ガイド
補助金と助成金の違いとは?
財源・審査・採択率・選び方を徹底解説
「補助金と助成金って何が違うの?」——事業者から最も多く寄せられる質問のひとつです。本ガイドでは、財源・審査・採択率・支給時期といった観点から両者の違いを整理し、事業ステージ別の選び方まで実務目線で解説します。
補助金と助成金の基本的な違い
補助金は主に経済産業省や中小企業庁・自治体が事業成長を後押しする目的で設ける制度で、税金を財源とし、事業計画の審査を経て採択されます。一方の助成金は主に厚生労働省が所管し、雇用保険料などを財源として雇用維持・人材育成を促進するために設けられ、要件を満たせば原則として受給できます。
比較表:補助金 vs 助成金
| 項目 | 補助金 | 助成金 |
|---|---|---|
| 所管 | 経済産業省・中小企業庁・自治体など | 厚生労働省が中心 |
| 財源 | 税金(国・自治体の予算) | 雇用保険料など |
| 目的 | 設備投資・販路開拓・研究開発など事業成長の後押し | 雇用の維持・人材育成・働き方改革の推進 |
| 審査 | 事業計画の審査あり、採択者のみ受給 | 要件を満たせば原則受給 |
| 採択率 | 30〜70%程度と制度により差が大きい | 要件充足で概ね支給 |
| 支給時期 | 事業実施後の精算払い(後払い) | 取組後の申請で支給(後払い) |
| 代表例 | ものづくり補助金/IT導入補助金/事業再構築補助金/持続化補助金 | キャリアアップ助成金/両立支援等助成金/業務改善助成金/人材開発支援助成金 |
事業ステージ別の選び方
創業期(〜3年)
自治体の創業補助金や小規模事業者持続化補助金など、負担が軽く実績が浅くても申請しやすい制度から始めるのがおすすめです。人を採用する場合はキャリアアップ助成金の活用も検討しましょう。
成長期(設備投資・IT化)
ものづくり補助金・IT導入補助金は成長期の中小企業と相性がよく、生産性向上・DX推進に活用できます。事業計画の作りこみが採択の鍵になります。
事業転換・再構築
事業再構築補助金は補助上限が大きく、新市場進出・事業転換に強力です。要件が複雑なため、認定支援機関との連携が実務上ほぼ必須です。
人材採用・定着
正社員登用・非正規雇用の処遇改善・両立支援などに取り組む場合は、キャリアアップ助成金や両立支援等助成金といった厚生労働省系の助成金を活用できます。
よくある質問
Q. 補助金と助成金、どちらの方がもらいやすいですか?
A. 一般的に、要件を満たせば原則として受給できる助成金の方が受給しやすい傾向にあります。補助金は事業計画の審査があり、公募回や制度によって採択率が異なります。ただし補助上限額は補助金の方が大きい傾向があるため、目的と自社の状況で使い分けるのが基本です。

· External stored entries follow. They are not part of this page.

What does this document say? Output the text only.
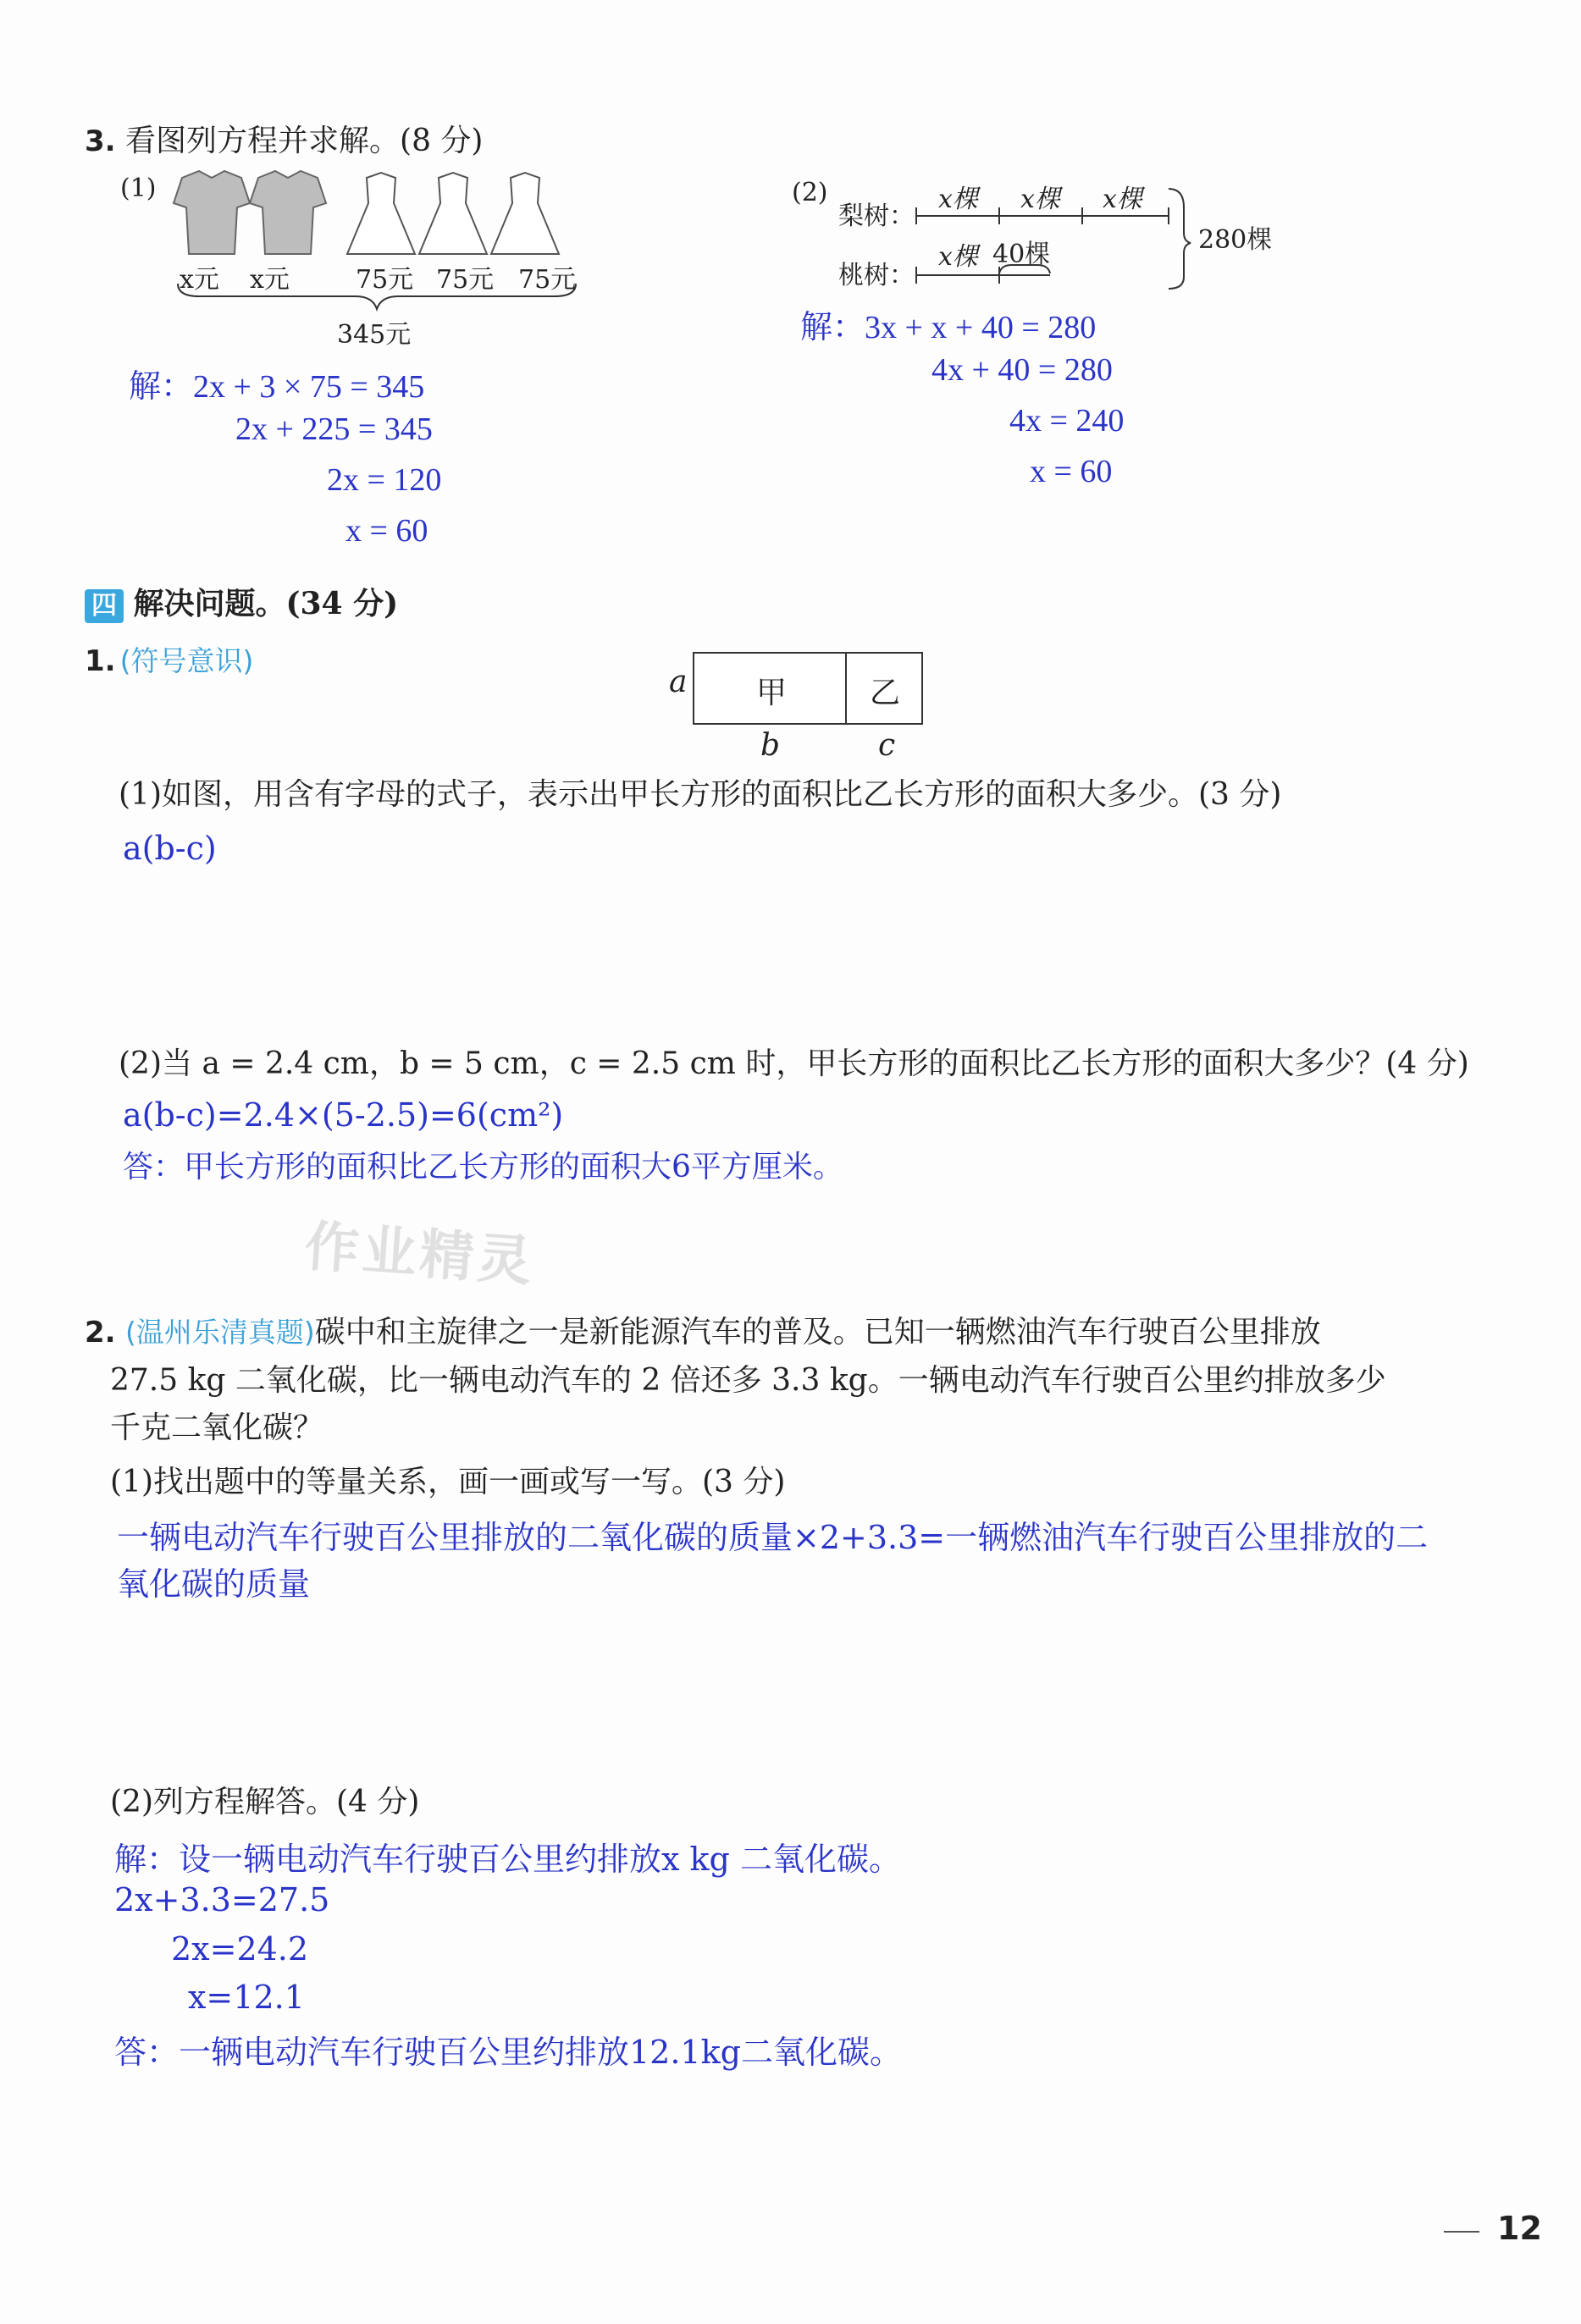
3. 看图列方程并求解。(8 分)
(1)
x元 x元	75元 75元 75元
345元
解：2x + 3 × 75 = 345
2x + 225 = 345
2x = 120
x = 60
(2)
梨树：
桃树：
x棵 x棵 x棵
x棵 40棵	280棵
解：3x + x + 40 = 280
4x + 40 = 280
4x = 240
x = 60
四 解决问题。(34 分)
1. (符号意识)
a 甲	乙
b	c
(1)如图，用含有字母的式子，表示出甲长方形的面积比乙长方形的面积大多少。(3 分)
a(b-c)
(2)当 a = 2.4 cm，b = 5 cm，c = 2.5 cm 时，甲长方形的面积比乙长方形的面积大多少？(4 分)
a(b-c)=2.4×(5-2.5)=6(cm²)
答：甲长方形的面积比乙长方形的面积大6平方厘米。
作业精灵
2. (温州乐清真题)碳中和主旋律之一是新能源汽车的普及。已知一辆燃油汽车行驶百公里排放
27.5 kg 二氧化碳，比一辆电动汽车的 2 倍还多 3.3 kg。一辆电动汽车行驶百公里约排放多少
千克二氧化碳？
(1)找出题中的等量关系，画一画或写一写。(3 分)
一辆电动汽车行驶百公里排放的二氧化碳的质量×2+3.3=一辆燃油汽车行驶百公里排放的二
氧化碳的质量
(2)列方程解答。(4 分)
解：设一辆电动汽车行驶百公里约排放x kg 二氧化碳。
2x+3.3=27.5
2x=24.2
x=12.1
答：一辆电动汽车行驶百公里约排放12.1kg二氧化碳。
12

Q. 個人事業主でも補助金・助成金を受け取れますか?
A. 多くの制度で個人事業主も対象になります。小規模事業者持続化補助金、IT導入補助金、ものづくり補助金などが代表例です。開業届の提出や、開業からの経過年数など制度ごとの要件を確認してください。
Q. 補助金と助成金は併用できますか?
A. 対象経費や実施時期が重複しなければ、複数制度の併用は可能です。同じ経費に対して二重に補助を受けることは原則できないため、対象経費の切り分けが重要です。専門家に事前確認をおすすめします。
Q. 採択されたらすぐにお金がもらえますか?
A. 補助金・助成金はいずれも原則として「後払い」です。採択後にまず事業を実施し、実績報告と経費の確定検査を経てから振り込まれます。事業実施中の資金繰りは自己資金や融資でまかなう必要があります。
Q. 申請は自分でできますか?専門家に頼むべきですか?
A. 小規模事業者持続化補助金など比較的シンプルな制度は自力申請も可能ですが、事業再構築補助金やものづくり補助金は事業計画書の作成負荷が大きく、認定支援機関や中小企業診断士・行政書士など専門家の支援を活用すると採択率が高まる傾向があります。